Angústia e alegria no primeiro dia de escola

O primeiro dia de creche, infantário ou escola traz muita ansiedade para as Mães, mas assume uma grande aprendizagem para todos.

Para as Mães, que passam intensos meses a viver para o seu bebé, dedicando-se exclusivamente ao bem-estar do filho, é natural que distanciar-se dele, mesmo que temporariamente, seja doloroso. Nos dias que antecedem o primeiro dia de creche/infantário/escola, a ansiedade tende a dominar o misto de sentimentos que se expressam por essa altura. O medo toma conta da mãe, para quem é impensável que alguém tome tão bem conta do seu bebé quanto ela.

Criança de costas de mão dada com a mãe no seu primeiro dia de escola

Quando a mãe deixa o seu filho na escola pela primeira vez, a ansiedade dá lugar à angústia que, por sua vez, se traduz nas lágrimas da mãe… Lágrimas de dor naquele “adeus” ao seu filho, lágrimas de medo de perdê-lo, um sentimento de culpa por deixá-lo na escola, medo de que algo de mal lhe aconteça, que se magoe e que ela não esteja lá para o proteger… mas são em simultâneo, lágrimas de quem se apercebe, naquele exato momento, que o tempo passou e que o seu bebé está a crescer.

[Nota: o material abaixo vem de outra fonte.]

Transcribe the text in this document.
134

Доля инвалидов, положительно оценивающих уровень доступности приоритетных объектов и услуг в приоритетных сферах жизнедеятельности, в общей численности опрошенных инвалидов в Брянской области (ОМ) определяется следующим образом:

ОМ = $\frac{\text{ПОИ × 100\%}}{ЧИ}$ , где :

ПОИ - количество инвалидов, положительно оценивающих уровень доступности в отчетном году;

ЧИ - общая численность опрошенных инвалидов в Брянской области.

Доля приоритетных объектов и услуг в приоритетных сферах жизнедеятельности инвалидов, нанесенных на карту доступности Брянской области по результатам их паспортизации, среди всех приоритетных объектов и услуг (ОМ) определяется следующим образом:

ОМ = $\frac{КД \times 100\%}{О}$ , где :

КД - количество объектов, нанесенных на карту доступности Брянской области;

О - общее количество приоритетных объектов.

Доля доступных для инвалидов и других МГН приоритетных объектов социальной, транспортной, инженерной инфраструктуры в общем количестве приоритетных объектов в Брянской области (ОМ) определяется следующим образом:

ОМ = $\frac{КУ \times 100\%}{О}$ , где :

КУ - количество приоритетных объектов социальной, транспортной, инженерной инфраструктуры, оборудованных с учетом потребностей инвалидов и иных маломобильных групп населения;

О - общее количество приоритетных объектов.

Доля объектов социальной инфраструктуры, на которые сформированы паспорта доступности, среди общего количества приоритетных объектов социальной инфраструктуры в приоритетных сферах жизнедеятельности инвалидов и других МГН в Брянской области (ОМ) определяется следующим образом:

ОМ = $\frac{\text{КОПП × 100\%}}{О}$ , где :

Quando a criança já percebe o sofrimento da mãe, ao vê-la chorar, entende aquela situação como algo doloroso; ao perceber a ansiedade e a insegurança da mãe, a criança vai ter dificuldades na “separação” e na adaptação ao novo ambiente, além de sentir medo do abandono e insegurança também. Estes comportamentos da mãe, geram no filho questões como: “Porque é que a minha mãe está a chorar se me vem buscar mais logo?”

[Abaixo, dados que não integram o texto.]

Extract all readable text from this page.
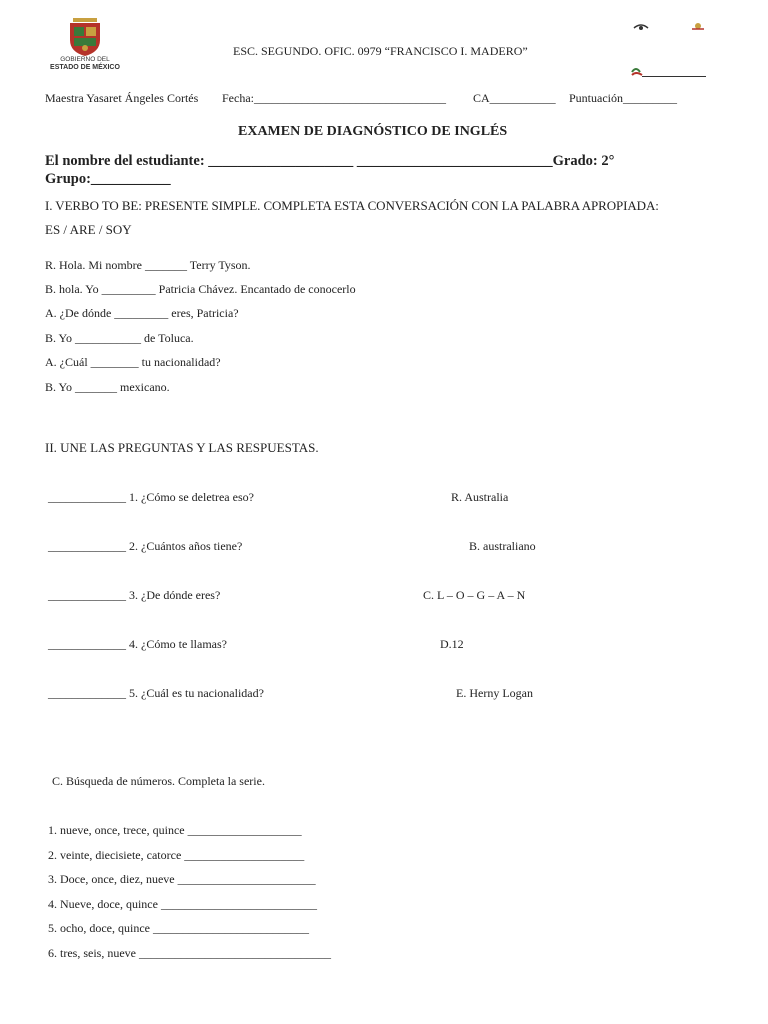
GOBIERNO DEL
ESTADO DE MÉXICO
ESC. SEGUNDO. OFIC. 0979 “FRANCISCO I. MADERO”
Maestra Yasaret Ángeles Cortés Fecha:________________________________ CA___________ Puntuación_________
EXAMEN DE DIAGNÓSTICO DE INGLÉS
El nombre del estudiante: ____________________ ___________________________Grado: 2°
Grupo:___________
I. VERBO TO BE: PRESENTE SIMPLE. COMPLETA ESTA CONVERSACIÓN CON LA PALABRA APROPIADA:
ES / ARE / SOY
R. Hola. Mi nombre _______ Terry Tyson.
B. hola. Yo _________ Patricia Chávez. Encantado de conocerlo
A. ¿De dónde _________ eres, Patricia?
B. Yo ___________ de Toluca.
A. ¿Cuál ________ tu nacionalidad?
B. Yo _______ mexicano.
II. UNE LAS PREGUNTAS Y LAS RESPUESTAS.
_____________ 1. ¿Cómo se deletrea eso?
_____________ 2. ¿Cuántos años tiene?
_____________ 3. ¿De dónde eres?
_____________ 4. ¿Cómo te llamas?
_____________ 5. ¿Cuál es tu nacionalidad?
R. Australia
B. australiano
C. L – O – G – A – N
D.12
E. Herny Logan
C. Búsqueda de números. Completa la serie.
1. nueve, once, trece, quince ___________________
2. veinte, diecisiete, catorce ____________________
3. Doce, once, diez, nueve _______________________
4. Nueve, doce, quince __________________________
5. ocho, doce, quince __________________________
6. tres, seis, nueve ________________________________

A ida da criança para a escola é um evento muito importante na vida de todos e, como tal, deve ser vivido o mais natural e tranquilamente possível. Daí que, acima de tudo, é muito importante que a mãe controle a sua ansiedade: quanto mais ansiosa está, mais ansiosos ficam os filhos. Quanto mais natural e tranquila a mãe se mostrar, melhor é para a criança. Para isto, “o primeiro dia” deve ser preparado com antecedência e é importante que a decisão sobre a escolha da creche/infantário/escola seja feita com segurança, pois é onde vão deixar o seu maior tesouro. É importante considerar várias opções, visitar mais do que uma, conhecer a futura educadora do seu filho, esclarecer todas as dúvidas que surjam e reunir o maior número de critérios satisfeitos para poder optar por aquela que melhor se enquadra nas suas expectativas.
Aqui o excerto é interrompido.